Мы просили закрыть небо над нами, чтобы украинцы не гибли. Но НАТО рассматривает это как прямой конфликт с Россией. Могу ли я сейчас говорить, что Россия — одна — виновата в дальнейших смертях? Риторический вопрос. Вы спрашиваете, правильный ли это шаг для Соединенных Штатов. Я говорю — и это справедливо не только для США: дайте жесткий ответ на действия агрессора, иначе агрессор будет чувствовать поощрение к дальнейшим действиям. Россия знает, что Запад не закроет небо, и этот факт побуждает ее к зверствам. Демократический мир должен объединиться и дать жесткий ответ, тем самым показав, что в XXI веке нет места убийствам мирных жителей и посягательствам на чужую территорию. <…>
О том, что дает надежду
Я сейчас живу так же, как и другие украинцы. У всех нас есть одно большое желание: увидеть мир. А я, как и каждая мать и жена, постоянно волнуюсь за мужа и делаю все, чтобы мои дети были в безопасности.

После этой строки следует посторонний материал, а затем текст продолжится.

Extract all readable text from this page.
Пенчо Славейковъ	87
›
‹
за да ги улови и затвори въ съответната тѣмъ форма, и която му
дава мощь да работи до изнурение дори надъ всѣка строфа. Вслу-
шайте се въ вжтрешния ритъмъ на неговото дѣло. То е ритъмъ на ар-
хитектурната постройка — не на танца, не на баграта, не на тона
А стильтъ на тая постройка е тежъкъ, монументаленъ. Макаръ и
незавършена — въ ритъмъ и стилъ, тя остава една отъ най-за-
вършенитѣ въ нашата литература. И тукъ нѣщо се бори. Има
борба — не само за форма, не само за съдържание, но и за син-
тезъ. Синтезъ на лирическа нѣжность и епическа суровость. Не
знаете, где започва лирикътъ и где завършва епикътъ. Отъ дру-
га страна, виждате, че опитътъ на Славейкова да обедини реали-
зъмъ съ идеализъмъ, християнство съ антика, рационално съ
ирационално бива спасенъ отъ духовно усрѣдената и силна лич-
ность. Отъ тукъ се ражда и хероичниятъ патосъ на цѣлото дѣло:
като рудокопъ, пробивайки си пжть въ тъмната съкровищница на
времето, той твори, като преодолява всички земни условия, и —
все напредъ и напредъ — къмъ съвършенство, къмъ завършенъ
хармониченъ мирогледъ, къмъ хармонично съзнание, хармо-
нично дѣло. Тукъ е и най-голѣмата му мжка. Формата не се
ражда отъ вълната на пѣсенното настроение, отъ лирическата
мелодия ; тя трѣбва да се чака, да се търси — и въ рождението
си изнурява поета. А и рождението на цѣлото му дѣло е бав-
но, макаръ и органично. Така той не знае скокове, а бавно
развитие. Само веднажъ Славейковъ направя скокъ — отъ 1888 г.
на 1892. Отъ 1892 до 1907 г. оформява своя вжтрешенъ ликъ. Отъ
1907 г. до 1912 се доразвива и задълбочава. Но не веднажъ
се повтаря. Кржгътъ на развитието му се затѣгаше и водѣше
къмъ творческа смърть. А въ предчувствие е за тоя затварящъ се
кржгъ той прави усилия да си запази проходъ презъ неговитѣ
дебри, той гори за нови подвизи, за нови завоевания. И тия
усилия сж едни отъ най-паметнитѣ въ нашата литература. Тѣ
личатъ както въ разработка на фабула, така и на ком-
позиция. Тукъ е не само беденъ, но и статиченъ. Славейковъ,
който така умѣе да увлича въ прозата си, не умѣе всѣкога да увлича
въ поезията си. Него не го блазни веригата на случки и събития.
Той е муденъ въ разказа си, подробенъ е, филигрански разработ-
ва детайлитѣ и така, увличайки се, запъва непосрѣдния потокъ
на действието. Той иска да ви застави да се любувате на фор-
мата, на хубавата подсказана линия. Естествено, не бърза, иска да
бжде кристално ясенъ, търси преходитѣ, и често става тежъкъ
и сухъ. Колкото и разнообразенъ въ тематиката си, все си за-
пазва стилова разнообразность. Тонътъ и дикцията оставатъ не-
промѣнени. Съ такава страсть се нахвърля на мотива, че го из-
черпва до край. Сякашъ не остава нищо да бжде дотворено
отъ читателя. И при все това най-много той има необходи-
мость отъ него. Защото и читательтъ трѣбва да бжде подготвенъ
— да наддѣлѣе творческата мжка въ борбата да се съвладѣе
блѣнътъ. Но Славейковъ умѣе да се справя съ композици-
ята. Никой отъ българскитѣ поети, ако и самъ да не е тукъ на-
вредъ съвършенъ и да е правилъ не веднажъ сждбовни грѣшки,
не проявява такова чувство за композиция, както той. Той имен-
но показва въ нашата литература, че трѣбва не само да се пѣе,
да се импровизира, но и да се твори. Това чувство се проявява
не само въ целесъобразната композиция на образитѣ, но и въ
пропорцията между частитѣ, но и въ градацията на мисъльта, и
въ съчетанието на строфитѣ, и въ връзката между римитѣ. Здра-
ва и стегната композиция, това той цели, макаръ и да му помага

[Мне дает надежду] моя семья — как и каждому украинцу — и мои соотечественники: невероятные люди, которые организовались, чтобы помогать армии и друг другу.
Примерно через неделю после начала войны я стала всем звонить, пытаясь узнать, где мои родственники и живы ли они. И в какой-то момент поняла, что не знаю, увижу ли я их когда-нибудь еще — тех, кого я люблю, моих любимых людей! Это был, наверное, первый раз, когда я плакала, первый раз, когда я отпустила свои эмоции. Я не могла этого вынести.
Я всегда буду помнить своих знакомых и друзей, всех мужчин и мальчиков в военной форме. Я всегда буду помнить, какие у меня смелые подруги! К чему эти женщины — хрупкие и элегантные в мирное время — способны, когда вокруг война! Их истории вдохновляют меня. Я так горжусь ими. И я мечтаю увидеть их снова.